Here's a simple example: Let's say you have a drive volume that has 50,000 files on it and you're looking for the first file with the keyword "rosebud" in this entire volume.

Here's how long it would take on an indexed hard drive:

- Time to seek to the index file: 15 ms

- Time to find the index entry for "rosebud" in it: (conservatively) 500 ms- Time to read the file name listed on this index entry: (negligible, but let's say) 50 ms- Time to seek the discovered file: 15 ms

Total time: less than 1 second

Here's how long it would take on an unindexed SSD, assuming the correct file is happened upon after scanning "only" 20,000 of the files on the volume:

- Time to seek to 20,0000 files: 0.1 x 20,000 = 2,000 ms

- Time to read contents of 20,000 files and look for a match: (optimistically) 1 x 20,000 = 20,000 ms

Total time: 22 seconds

Am I smoking something, or is everyone else?
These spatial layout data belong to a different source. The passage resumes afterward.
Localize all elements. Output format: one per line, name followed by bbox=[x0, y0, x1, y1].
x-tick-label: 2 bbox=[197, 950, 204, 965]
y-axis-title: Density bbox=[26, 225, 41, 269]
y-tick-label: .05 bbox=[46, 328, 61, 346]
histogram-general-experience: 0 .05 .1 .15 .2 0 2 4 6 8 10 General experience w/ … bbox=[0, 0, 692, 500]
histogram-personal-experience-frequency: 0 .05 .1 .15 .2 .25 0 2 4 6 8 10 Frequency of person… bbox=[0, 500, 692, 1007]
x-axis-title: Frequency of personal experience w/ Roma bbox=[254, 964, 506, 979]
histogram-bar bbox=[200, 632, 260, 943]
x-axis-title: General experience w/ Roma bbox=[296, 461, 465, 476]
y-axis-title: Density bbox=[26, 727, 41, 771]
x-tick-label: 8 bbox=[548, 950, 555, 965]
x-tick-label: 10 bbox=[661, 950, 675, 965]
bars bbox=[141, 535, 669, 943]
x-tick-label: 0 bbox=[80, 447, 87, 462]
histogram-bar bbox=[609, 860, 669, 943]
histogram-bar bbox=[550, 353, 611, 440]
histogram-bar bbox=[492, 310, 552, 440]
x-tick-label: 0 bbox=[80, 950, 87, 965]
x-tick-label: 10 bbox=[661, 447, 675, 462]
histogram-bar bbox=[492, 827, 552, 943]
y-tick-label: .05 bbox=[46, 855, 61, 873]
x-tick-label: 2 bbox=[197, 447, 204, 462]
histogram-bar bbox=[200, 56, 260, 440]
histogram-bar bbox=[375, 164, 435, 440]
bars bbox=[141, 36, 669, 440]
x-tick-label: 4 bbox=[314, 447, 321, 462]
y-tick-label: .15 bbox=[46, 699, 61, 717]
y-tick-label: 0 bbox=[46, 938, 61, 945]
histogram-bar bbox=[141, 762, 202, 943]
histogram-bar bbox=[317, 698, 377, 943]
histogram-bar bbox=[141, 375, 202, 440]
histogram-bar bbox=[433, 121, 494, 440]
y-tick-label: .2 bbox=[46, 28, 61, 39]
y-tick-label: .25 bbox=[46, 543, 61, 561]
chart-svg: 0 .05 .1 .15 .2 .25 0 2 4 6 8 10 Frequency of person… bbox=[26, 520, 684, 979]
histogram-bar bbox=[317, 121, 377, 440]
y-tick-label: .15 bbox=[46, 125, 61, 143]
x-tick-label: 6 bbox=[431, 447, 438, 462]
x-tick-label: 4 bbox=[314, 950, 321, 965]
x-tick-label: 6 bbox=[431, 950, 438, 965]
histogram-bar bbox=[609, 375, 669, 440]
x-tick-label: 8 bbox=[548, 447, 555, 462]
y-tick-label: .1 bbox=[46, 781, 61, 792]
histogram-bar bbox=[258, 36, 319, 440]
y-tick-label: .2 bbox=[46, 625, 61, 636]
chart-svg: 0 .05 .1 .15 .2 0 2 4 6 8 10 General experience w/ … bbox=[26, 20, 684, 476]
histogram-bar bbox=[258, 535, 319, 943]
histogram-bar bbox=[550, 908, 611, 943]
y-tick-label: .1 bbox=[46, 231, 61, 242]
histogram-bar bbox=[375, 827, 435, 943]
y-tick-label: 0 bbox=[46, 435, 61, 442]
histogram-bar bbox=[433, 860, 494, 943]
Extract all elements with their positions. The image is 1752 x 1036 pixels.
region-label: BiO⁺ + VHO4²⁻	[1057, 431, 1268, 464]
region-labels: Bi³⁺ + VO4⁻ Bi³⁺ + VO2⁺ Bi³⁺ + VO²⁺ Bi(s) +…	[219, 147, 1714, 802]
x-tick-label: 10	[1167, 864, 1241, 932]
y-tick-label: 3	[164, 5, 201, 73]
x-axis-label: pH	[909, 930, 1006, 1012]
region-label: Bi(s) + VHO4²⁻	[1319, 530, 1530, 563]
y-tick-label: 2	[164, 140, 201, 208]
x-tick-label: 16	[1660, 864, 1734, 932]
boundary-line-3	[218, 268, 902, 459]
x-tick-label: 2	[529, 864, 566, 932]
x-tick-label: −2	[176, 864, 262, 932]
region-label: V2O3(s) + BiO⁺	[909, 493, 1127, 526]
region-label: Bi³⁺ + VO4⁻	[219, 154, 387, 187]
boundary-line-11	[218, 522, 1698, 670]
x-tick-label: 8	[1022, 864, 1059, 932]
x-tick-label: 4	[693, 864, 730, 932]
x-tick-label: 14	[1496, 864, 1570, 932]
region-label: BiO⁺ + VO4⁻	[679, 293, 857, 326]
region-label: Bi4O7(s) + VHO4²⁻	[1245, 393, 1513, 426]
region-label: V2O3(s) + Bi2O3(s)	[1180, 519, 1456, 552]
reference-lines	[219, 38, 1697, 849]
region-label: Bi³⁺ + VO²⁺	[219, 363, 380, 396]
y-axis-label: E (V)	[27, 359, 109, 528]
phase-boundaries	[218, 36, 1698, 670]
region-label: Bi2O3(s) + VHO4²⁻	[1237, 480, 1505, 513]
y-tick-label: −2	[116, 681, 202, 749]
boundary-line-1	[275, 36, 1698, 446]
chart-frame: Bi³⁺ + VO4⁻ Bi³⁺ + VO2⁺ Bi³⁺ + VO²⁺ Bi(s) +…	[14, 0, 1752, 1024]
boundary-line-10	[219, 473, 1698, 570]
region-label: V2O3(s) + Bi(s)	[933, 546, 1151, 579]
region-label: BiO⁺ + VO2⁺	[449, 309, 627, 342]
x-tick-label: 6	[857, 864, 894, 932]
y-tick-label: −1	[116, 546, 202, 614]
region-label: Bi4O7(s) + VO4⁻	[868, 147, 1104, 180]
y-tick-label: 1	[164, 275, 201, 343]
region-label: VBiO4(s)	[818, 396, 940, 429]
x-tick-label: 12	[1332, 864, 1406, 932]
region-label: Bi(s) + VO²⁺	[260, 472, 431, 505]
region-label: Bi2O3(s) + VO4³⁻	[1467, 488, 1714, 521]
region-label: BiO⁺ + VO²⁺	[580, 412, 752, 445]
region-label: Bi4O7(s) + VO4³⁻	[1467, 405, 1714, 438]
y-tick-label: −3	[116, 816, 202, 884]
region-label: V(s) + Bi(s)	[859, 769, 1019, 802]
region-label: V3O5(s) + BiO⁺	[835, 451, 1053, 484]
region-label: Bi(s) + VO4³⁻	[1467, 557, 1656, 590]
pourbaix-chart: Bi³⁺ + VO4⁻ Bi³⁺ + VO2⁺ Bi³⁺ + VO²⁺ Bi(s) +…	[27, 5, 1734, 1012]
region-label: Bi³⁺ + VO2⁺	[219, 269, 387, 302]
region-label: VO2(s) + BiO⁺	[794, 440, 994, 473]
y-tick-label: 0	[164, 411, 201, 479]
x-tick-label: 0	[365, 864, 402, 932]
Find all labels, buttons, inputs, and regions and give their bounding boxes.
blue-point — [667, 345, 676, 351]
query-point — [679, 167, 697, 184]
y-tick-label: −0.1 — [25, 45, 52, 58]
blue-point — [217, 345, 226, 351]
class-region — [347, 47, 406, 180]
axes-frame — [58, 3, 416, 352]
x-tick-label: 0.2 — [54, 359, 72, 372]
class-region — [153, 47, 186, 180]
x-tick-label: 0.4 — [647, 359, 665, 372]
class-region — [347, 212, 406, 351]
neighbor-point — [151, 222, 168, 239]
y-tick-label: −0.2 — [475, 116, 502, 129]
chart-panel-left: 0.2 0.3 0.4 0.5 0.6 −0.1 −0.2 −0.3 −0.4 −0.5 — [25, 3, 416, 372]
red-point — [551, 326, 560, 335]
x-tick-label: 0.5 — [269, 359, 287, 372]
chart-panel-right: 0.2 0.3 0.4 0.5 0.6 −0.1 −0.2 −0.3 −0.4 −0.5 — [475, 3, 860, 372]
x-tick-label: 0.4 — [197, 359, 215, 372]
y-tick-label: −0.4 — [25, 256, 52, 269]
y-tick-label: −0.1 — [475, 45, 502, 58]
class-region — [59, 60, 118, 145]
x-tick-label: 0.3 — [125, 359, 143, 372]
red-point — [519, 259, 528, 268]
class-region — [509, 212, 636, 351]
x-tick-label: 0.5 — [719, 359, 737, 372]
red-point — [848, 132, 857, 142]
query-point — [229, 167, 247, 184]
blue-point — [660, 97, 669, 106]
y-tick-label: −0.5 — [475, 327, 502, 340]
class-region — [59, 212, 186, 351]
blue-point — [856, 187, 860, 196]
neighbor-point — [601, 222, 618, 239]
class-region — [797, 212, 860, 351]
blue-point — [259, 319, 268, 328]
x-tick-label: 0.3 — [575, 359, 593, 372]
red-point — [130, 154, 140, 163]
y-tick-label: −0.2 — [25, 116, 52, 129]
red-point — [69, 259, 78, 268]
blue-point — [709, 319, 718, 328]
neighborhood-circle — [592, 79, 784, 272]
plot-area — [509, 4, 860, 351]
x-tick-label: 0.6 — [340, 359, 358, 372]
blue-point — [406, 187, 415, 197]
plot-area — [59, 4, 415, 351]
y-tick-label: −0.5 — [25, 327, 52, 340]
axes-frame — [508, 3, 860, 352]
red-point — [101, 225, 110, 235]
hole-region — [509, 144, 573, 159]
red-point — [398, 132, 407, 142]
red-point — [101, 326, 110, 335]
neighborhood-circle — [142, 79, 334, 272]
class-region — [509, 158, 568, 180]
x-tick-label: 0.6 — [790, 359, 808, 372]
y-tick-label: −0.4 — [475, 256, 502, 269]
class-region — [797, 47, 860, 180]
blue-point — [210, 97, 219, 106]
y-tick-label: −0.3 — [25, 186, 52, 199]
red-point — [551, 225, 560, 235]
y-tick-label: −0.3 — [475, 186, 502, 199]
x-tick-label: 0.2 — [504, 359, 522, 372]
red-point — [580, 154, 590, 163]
Has anyone who claims that low seek times eliminate the need for indexing given this any real thought?

One counter argument I've also seen is that searches that are on file metadata (filename, date, etc.) do not require reading the contents of any file and it might be this type of searches that people have in mind when they claim that fast seeks eliminate the need for indexing. The problem with that claim is that the core benefit of indexing is to quicken searches through contents of files. If you know you'll never be doing file content searches then, yes, you can disable indexing. But that doesn't mean that you don't need indexing "because of" your fast seek times. It only means you don't need indexing because you don't need content searching.

So, telling people (especially inexperienced users) that "you don't need indexing on SSDs because their seek times are so low" is misleading. When someone reads something like that, they would take it literally and assume that SSDs enables everything to be just as quick without indexing and that's simply not true.

1 REPLY 1

idata
Esteemed Contributor III

This was one tip I didn't bother with. Actually, I WANT my indexes on my fastest drive! I'm about to hit 500 GB in host writes, which means I've used about 25 days worth in 3 months, so I don't see any reason to change.